Al Rosellini had wanted to come up to his CP; Dempsey had squelched this dead. Although the Governor had been less than gracious about the matter he had stayed in the command bunker beneath the State Capital Building in Olympia, sixty miles south of devastated Seattle.
“Good luck, General.”
Colin Dempsey handed the receiver back to the corpsman with the radio pack who was never more than six feet from his side.
“Fire in the hole!” Was the screamed warning.

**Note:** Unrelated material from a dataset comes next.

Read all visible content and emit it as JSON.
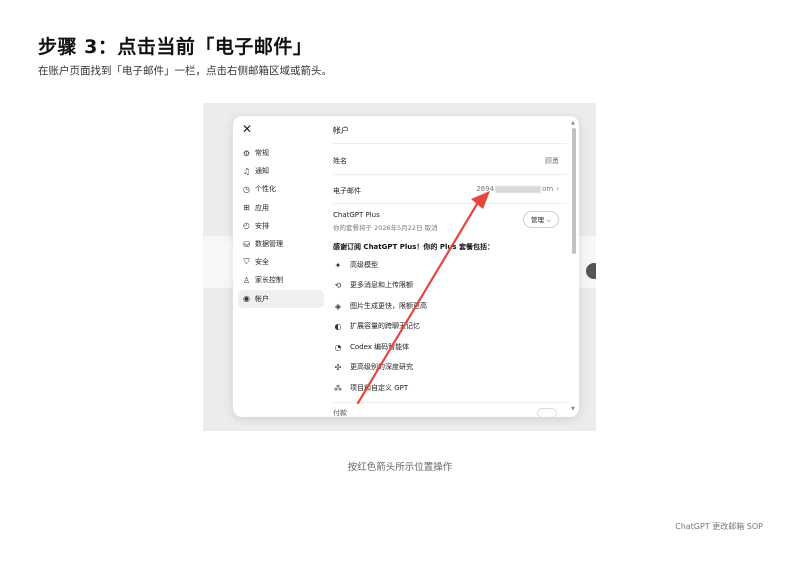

Dempsey covered his ears and opened his mouth just as the four 90-millimetre rifles of the M48s opened fire on the defenders of the burning school buses and trucks blocking Interstate 5 three miles south of Bellingham. The trees lit up with flashes of red-orange boiling fire as the four high-explosive round crashed in. It was point blank range for the big guns, less than a thousand yards. The tanks’ fifty-calibre heavy machine guns began to hose across the roadblock. Overhead the thrumming of the helicopters skimming fast across the tree tops, clinging to the folds in the land almost but not quite drowned out the banshee roaring of the Washington Air National Guard F-100 Super Sabre interceptors flying top cover. The F-100s were there to make a lot of noise and to confuse Bellingham’s defenders, their demonstration at heights of down to three or four thousand feet over the town would also mask the approach of the six Marine Corps Douglas A-1 Skyraiders. The arrival of the Skyraiders would turn the once sleepy, idyllic north-western port of Bellingham into a living Hell in the minutes before the Hueys dropped the first echelon of the assault group right on top of the enemy’s western defence perimeter.
Each soldier involved in the ground operation had been given a small square card twenty-four hours ago.
The operation you are about to take part in is to free an American town from the tyranny of murderers and criminals who have broken every rule of civil and military law. You are authorised to use lethal force. You are expressly forbidden to take prisoners until all operational objectives have been secured. Signed C.P. Dempsey, M/Gen. Commanding Bellingham Combined Task Force.